JOHANNESBURG — Former South African president Nelson Mandela has been in a hospital for nearly a month.
There was no official update Saturday on the condition of Mandela, who is in critical but stable condition after being diagnosed with a recurring lung infection. He was taken to a hospital in Pretoria, the capital, on June 8.
The government has said Mandela, 94, is not in a vegetative state, contrary to recent court documents. A close friend told Sky News that the antiapartheid leader was conscious and responsive earlier this week.
There has been an outpouring of concern in South Africa and around the world for Mandela, a transformative figure who led the tense shift from white rule to democracy two decades ago in a spirit of reconciliation.
Mandela, who spent 27 years in prison for opposing white minority rule, has been hospitalized four times since December.
He won the Nobel Peace Prize in 1993 for negotiating a peaceful transition to democracy and became the country’s first black president a year later when the African National Congress won the first all-race elections.
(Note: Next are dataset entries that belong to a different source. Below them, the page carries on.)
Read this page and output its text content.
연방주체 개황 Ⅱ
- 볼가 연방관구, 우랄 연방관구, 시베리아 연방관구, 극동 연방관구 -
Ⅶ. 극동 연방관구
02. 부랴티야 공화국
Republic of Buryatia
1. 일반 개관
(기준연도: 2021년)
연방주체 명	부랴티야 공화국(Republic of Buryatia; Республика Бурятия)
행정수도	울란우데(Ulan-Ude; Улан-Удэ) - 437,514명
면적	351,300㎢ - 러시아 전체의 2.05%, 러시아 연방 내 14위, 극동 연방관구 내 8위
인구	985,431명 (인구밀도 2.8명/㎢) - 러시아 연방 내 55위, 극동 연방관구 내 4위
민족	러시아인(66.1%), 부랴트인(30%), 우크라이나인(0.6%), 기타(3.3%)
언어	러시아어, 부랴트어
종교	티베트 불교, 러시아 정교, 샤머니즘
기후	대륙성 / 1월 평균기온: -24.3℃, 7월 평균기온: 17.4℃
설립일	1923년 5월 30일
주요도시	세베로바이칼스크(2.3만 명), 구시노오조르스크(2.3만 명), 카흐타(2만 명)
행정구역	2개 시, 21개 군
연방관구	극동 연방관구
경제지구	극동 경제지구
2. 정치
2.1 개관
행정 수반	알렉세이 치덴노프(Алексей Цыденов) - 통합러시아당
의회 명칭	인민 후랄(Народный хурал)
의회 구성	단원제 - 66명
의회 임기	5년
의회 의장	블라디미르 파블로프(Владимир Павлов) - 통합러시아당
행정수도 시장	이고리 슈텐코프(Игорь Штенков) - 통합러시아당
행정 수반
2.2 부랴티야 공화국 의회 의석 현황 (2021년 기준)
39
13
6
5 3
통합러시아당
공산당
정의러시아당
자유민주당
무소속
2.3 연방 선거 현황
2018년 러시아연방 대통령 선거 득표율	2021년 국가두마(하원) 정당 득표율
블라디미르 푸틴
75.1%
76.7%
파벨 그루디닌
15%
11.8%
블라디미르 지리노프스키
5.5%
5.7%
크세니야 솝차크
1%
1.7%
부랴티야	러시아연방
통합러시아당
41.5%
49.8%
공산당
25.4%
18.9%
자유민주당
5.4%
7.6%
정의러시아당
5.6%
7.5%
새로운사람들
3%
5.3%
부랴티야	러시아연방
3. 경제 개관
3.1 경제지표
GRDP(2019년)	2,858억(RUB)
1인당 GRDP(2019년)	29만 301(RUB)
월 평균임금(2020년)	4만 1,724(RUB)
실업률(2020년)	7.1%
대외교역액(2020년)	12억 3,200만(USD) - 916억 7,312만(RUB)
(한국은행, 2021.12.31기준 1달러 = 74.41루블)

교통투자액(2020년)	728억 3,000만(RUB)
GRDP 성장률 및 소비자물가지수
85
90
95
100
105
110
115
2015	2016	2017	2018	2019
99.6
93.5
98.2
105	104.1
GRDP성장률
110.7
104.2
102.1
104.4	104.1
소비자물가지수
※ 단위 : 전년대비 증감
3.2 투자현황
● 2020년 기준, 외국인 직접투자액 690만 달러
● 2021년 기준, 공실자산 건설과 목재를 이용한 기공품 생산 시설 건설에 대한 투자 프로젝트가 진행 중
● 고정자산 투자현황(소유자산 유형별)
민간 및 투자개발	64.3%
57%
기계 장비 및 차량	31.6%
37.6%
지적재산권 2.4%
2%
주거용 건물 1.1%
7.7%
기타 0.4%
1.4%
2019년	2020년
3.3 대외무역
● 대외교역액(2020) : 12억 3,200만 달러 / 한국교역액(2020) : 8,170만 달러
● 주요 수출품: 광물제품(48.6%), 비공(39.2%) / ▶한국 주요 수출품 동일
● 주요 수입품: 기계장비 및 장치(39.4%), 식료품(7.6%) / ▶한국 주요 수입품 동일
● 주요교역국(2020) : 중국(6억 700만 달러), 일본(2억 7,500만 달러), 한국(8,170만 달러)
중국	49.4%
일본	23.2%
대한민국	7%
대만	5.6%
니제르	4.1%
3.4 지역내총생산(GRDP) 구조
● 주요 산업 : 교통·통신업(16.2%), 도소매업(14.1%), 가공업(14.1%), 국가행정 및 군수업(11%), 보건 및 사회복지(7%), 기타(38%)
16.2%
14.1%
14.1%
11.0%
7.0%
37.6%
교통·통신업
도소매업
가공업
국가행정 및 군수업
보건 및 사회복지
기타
He stepped down after serving a five-year term.
The former leader is ‘‘sometimes uncomfortable, sometimes he is in pain, but he is fine,’’ his wife, Graca Machel, said Thursday, according to Johannesburg-based EWN.
Machel’s own life story — as a trained guerrilla, advocate for children, and the only woman to have served as first lady of two African nations — has become intertwined with that of Mandela.
Since they married on his 80th birthday in 1998, Machel, who is now 67, has been his constant companion and an equal advocate of the causes that he champions. Retired Archbishop Desmond Tutu said she has brought joy to Mandela and has tried hard to draw his family together.